Israel is effectively an “island economy.” It cannot expand its borders. Furthermore, the vast majority of the population wants to live in the “Gush Dan” (the Central District surrounding Tel Aviv) for jobs and infrastructure.
The Land Monopoly Here is a crazy stat: Roughly 93% of the land in Israel is owned by the state (managed by the Israel Land Authority).
The government releases land for construction slowly. They control the drip. This scarcity keeps land prices artificially high. Even if a developer wants to build cheap housing, the cost of the dirt underneath the building is astronomical.
The Demographics Israel has the highest fertility rate in the OECD.
- More babies are born.
- Jewish immigration (Aliyah) continues to bring new residents.
- Divorce rates increase the need for separate households.
We have a situation where the number of households being created every year consistently outpaces the number of keys being handed over by contractors.
3. The “Bank of Mom and Dad”
You asked how the “younger generation” affords this. The short answer? They often don’t.
At least, not alone.
In Israel, buying a home is rarely an individual financial decision; it is a multi-generational family project.
It is standard practice for parents on both sides to liquidate savings, open pension funds early, or take loans against their own paid-off properties to help their children with the down payment (known in Hebrew as “Hon Atzmi”).
The Wealth Transfer The older generation, who bought homes when they were cheap 30 years ago, have massive equity. They view helping their children buy a home not as a gift, but as a parental duty.
So, while the mortgage looks huge on paper, the “equity” injection from the family lowers the risk for the bank, keeping the machine running.
4. The Mortgage Math: Why Interest Isn’t The Only Metric
You mentioned that borrowers end up paying 60-80% in interest.

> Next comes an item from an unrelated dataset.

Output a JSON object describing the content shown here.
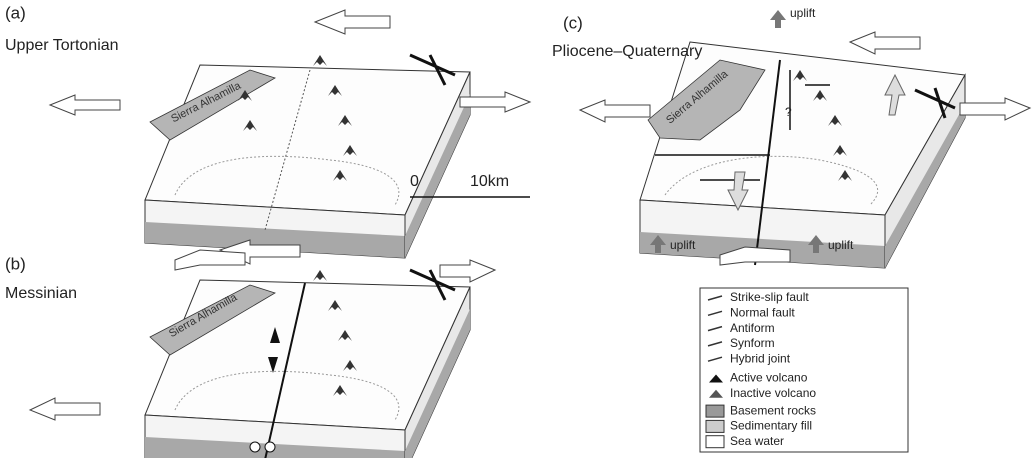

That is true.
However, Israelis look at the alternative: Rent Inflation.
Let’s say you decide not to buy. You rent. In 20 years, your rent will likely have doubled or tripled due to inflation and demand. You will have zero equity.
If you buy, your monthly payment is high, but a portion of that payment is forced savings (principal). Plus, in Israel, real estate has historically been a hedge against inflation.
The Linkage (Madad) Many Israeli mortgages are linked to the CPI (Consumer Price Index), or “Madad.”
- The Risk: If inflation goes up, your remaining loan balance goes up.
- The Reward: These tracks often start with lower monthly payments, allowing young couples to enter the market now rather than waiting until they are 40.
5. No Other Place for Money
Where else should an Israeli put their money?
- The Stock Market: Viewed by many traditional Israelis as a casino.
- Savings Accounts: Offer negligible interest compared to real inflation.
- Real Estate: Tangible. Physical. You can see it.
For many, a second apartment is their pension plan. There is a massive tax incentive structure (though it is tightening) that has encouraged people to treat apartments as savings bonds made of concrete.
6. The “Start-Up Nation” Salary Gap
While the average salary in Israel might not justify these home prices, the median is skewed by the High-Tech sector.
Israel has a massive concentration of tech workers earning global-standard salaries. These earners drive up prices in the center of the country. When a Google engineer and a Cyber Security expert get married, they can afford a 4 million shekel mortgage.
This pulls the average price up, forcing everyone else (teachers, social workers, etc.) to leverage themselves to the hilt just to stay in the same city.
The Bottom Line
You asked why this “madness” continues.
It continues because in Israel, Real Estate is not just a financial asset. It is a survival strategy.
Israelis buy because they fear being left behind. They buy because renting offers zero security. They buy because history has taught them that waiting for prices to drop is a losing strategy.
Is it sustainable? That is the billion-shekel question. But as long as the population grows and the land supply stays fixed, the “madness” is actually a rational reaction to an extreme market.